Congressman Barney Frank, Ranking Member of the House Financial Services Committee, today released the following statement in response to reports that the shareholders of Citigroup have rejected the executive pay packages put forth by its board.


The vote by the shareholders of Citigroup to disapprove the pay package for its top executive is one more piece of evidence of the beneficial effect of the Wall Street Reform and Consumer Protection Act which Congress passed in 2010.  The say-on-pay provision of that act – unanimously opposed by House Republicans – has been falsely characterized as an example of government intrusion.  It is, as the Citigroup shareholders’ vote shows, exactly the opposite.  It is an empowerment of those who own the corporations of America so that they can control the entities in which they own shares.
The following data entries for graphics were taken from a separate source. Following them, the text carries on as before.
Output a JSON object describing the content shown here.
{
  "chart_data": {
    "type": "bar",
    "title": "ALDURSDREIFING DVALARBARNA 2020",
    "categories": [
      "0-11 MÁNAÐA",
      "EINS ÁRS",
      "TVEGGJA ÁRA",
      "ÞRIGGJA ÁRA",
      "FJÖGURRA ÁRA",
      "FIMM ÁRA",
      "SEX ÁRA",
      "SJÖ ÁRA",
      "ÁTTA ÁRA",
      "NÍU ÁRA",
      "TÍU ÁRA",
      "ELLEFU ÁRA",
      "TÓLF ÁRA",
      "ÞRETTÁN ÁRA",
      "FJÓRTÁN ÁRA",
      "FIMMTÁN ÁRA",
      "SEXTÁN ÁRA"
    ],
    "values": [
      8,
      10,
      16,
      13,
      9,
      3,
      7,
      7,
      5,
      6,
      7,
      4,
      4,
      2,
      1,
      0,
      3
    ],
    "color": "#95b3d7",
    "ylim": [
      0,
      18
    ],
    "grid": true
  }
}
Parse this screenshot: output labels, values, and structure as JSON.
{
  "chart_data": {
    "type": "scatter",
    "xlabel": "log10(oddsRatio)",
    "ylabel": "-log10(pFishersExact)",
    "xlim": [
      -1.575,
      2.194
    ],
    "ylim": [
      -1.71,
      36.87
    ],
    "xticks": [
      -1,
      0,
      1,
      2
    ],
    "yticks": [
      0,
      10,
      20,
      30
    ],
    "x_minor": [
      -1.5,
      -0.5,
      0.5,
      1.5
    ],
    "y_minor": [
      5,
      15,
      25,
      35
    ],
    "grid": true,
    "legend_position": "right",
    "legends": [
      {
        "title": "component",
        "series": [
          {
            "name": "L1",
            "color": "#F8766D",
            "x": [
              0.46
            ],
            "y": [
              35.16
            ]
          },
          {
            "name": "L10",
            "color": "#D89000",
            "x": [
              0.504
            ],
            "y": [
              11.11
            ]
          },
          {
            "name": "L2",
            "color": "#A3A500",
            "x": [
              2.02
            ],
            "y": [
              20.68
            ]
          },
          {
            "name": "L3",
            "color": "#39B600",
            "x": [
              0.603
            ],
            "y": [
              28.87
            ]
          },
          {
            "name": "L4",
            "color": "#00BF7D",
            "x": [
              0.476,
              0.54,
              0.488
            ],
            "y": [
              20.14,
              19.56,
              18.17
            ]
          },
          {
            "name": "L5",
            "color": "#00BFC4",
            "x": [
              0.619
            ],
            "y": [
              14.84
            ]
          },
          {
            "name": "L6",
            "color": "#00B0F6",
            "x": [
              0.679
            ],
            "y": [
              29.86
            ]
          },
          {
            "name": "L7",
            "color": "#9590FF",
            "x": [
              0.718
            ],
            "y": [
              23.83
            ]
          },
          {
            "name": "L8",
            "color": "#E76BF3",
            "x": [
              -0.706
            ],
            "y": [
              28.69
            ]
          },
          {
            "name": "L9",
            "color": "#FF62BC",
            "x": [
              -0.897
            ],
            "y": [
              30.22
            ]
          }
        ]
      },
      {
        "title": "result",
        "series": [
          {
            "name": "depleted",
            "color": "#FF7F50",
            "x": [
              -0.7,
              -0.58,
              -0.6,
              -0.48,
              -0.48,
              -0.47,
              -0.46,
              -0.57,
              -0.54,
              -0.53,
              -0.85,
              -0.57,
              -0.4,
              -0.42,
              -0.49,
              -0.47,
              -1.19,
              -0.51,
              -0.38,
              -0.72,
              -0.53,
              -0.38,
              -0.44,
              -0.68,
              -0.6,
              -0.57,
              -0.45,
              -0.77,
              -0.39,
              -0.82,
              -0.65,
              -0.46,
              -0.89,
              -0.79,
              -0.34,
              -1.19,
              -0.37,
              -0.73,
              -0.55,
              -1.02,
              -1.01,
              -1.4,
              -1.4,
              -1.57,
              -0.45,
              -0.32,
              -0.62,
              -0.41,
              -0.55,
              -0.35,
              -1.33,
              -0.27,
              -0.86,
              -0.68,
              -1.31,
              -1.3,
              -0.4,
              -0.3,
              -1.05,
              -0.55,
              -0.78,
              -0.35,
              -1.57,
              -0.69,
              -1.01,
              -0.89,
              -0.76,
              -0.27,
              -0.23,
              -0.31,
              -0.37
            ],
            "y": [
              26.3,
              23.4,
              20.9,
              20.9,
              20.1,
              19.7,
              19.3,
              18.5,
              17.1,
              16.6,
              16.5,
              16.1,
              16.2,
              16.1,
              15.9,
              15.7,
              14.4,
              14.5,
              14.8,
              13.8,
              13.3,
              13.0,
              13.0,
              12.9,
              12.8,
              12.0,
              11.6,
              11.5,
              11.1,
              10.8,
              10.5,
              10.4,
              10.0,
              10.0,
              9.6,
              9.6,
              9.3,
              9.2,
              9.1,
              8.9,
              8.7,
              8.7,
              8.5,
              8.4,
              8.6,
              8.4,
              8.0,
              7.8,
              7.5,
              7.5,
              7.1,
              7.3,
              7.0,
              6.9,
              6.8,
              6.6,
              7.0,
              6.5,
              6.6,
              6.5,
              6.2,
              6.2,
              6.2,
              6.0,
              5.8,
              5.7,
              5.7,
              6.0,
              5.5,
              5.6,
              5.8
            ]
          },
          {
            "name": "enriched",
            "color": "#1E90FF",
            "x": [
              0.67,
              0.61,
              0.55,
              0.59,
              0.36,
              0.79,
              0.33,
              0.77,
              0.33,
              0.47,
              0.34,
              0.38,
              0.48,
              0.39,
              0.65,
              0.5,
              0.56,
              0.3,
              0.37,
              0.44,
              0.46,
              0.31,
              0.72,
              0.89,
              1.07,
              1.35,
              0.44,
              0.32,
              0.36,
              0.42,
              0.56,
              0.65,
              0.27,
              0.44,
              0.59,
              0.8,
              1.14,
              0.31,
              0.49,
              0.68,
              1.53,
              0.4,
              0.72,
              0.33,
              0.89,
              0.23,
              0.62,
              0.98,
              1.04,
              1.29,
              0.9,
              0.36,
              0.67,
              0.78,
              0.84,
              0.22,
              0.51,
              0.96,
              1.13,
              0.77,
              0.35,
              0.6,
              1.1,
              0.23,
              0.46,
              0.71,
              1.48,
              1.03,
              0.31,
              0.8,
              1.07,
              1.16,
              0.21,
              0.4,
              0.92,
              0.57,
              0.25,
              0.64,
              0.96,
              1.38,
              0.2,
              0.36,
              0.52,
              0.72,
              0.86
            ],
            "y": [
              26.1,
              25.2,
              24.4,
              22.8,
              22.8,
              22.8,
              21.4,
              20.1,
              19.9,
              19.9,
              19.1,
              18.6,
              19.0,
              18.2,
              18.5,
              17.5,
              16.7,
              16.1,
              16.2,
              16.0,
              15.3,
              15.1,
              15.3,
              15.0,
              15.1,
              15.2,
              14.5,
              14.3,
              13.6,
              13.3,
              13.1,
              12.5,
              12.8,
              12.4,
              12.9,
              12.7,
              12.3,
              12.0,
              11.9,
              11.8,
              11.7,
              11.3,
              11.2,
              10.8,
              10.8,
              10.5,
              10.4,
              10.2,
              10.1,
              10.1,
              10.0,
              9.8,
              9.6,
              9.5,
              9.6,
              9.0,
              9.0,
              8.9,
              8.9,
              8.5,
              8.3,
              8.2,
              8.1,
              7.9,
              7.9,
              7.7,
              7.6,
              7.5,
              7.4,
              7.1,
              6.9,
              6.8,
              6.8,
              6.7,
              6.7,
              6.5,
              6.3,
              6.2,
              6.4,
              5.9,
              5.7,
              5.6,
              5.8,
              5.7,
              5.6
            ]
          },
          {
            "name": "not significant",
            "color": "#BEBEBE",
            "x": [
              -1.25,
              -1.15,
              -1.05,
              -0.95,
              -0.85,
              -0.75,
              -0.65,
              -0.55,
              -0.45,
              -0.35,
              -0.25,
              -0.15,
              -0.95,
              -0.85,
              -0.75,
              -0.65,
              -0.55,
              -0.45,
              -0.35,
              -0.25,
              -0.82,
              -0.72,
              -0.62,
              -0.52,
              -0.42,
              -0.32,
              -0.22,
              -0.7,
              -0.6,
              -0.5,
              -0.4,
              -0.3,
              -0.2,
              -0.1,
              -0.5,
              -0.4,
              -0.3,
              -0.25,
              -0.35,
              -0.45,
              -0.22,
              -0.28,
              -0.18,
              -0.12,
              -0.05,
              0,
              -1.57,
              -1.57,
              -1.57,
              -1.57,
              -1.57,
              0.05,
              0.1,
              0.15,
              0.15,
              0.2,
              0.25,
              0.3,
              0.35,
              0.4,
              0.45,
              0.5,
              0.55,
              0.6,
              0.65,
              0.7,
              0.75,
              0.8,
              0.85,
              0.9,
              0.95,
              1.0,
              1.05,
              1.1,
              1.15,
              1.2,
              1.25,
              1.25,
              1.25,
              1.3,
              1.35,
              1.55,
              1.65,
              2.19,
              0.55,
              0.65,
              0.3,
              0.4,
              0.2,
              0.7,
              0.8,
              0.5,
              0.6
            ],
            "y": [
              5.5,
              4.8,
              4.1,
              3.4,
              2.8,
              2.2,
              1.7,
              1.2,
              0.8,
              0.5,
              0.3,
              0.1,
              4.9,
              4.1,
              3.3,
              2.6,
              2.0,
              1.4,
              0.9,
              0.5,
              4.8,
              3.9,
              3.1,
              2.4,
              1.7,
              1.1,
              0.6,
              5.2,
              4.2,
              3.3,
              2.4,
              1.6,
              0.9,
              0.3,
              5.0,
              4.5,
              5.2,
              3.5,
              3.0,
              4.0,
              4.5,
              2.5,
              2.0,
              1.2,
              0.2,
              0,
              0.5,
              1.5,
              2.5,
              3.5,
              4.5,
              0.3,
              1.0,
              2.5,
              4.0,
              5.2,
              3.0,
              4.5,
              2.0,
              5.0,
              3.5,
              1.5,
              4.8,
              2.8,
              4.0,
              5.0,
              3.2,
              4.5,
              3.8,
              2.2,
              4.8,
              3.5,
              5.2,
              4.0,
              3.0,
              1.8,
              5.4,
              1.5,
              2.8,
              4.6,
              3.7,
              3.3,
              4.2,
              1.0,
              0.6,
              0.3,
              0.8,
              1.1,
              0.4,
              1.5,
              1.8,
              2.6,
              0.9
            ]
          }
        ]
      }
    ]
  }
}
Public unhappiness at the clearly excessive compensation levels for top executives in the financial world is undeniable, and the contrast between large compensation packages and the record of many of these institutions is very troubling.  Congress rejected the notion that the federal government should directly intervene by setting pay levels, but we did believe that it was important for shareholders to be able to voice their opinions.  In fact, had corporate America been willing on its own truly to honor the principal of shareholder democracy, our legislation would not have been necessary.  But we believe that it was necessary, and we think it is now clear that it is also beneficial.

The vote at Citigroup was important, not only given the significance of Citigroup as a leading financial institution, but also because I believe it will encourage shareholders throughout the financial sector to take their responsibilities seriously.  And the result should be a reduction in the excessive levels of compensation to financial company executives that will leave them still extremely well compensated, but not as poster children for unfairness in our country.